Back to this "pre cleaning" for the party idea. Prior to having eight boys over for a sleep over, I cleaned house. I mopped the floor, cleaned the toilet, picked up all around the house, dusted, made my husband do things like vacuum and I hired a high school student to pick up the patio and rake the dead grass and dog poop in the yard. Okay, I am glad the poop was taken care of, but needless to say, Sunday when the parents came to pick up the boys, no one would guess that I cleaned house. Why do I do dumb things like that? Heck, why do I allow eight boys to have a sleep over in my home? Next year, I think my son can invite two friends to the movies.
I have three more weeks to go on the work fitness challenge. I think I am around 6th out of 15. I'm not sure I can pull off a 3rd place win but at this point, I don't want to have to add $5 each week I am over. I am anxious for the challenge to be over. Not that I plan to eat a lot and stop working out. Rather, I need to bring it in a little or else I will loose all interest in making this a forever change. I'm also sick of worrying about the scale each week. The pre weigh-in thoughts are so annoying! (I need to pee first. I need light clothes for Wednesday's weigh-in. Should I get my hair cut before the weigh-in? How much weight would I take off if I shaved my legs the morning of the weigh-in? Should I workout that morning? I need to forgo water during the workout the morning of my weigh-in. What should I have for dinner the night before? Should I go by the bank and get money in case I gained?) As you can see, I'm crazy.

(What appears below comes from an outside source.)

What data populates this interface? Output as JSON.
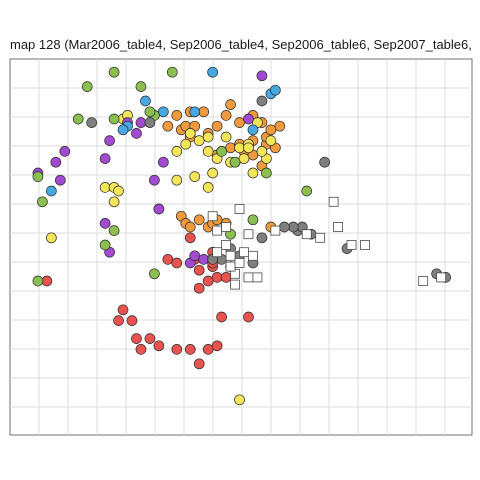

I digress. Let me tell you what I DO like. I like the way clothes fit. I like the way I feel after a workout. I like my workout play lists and "me" time at the gym. I like how my knees are less sore climbing stairs. I like feeling in control of my intake. I like talking to my friends about workouts and new foods. I like the splurge of a drink or real desert now and then. I like feeling just a little engulfed in my husbands arms. I like that I have kept this going for nearly 4 months. I like that I am not even close to giving up. I like that I won't give up!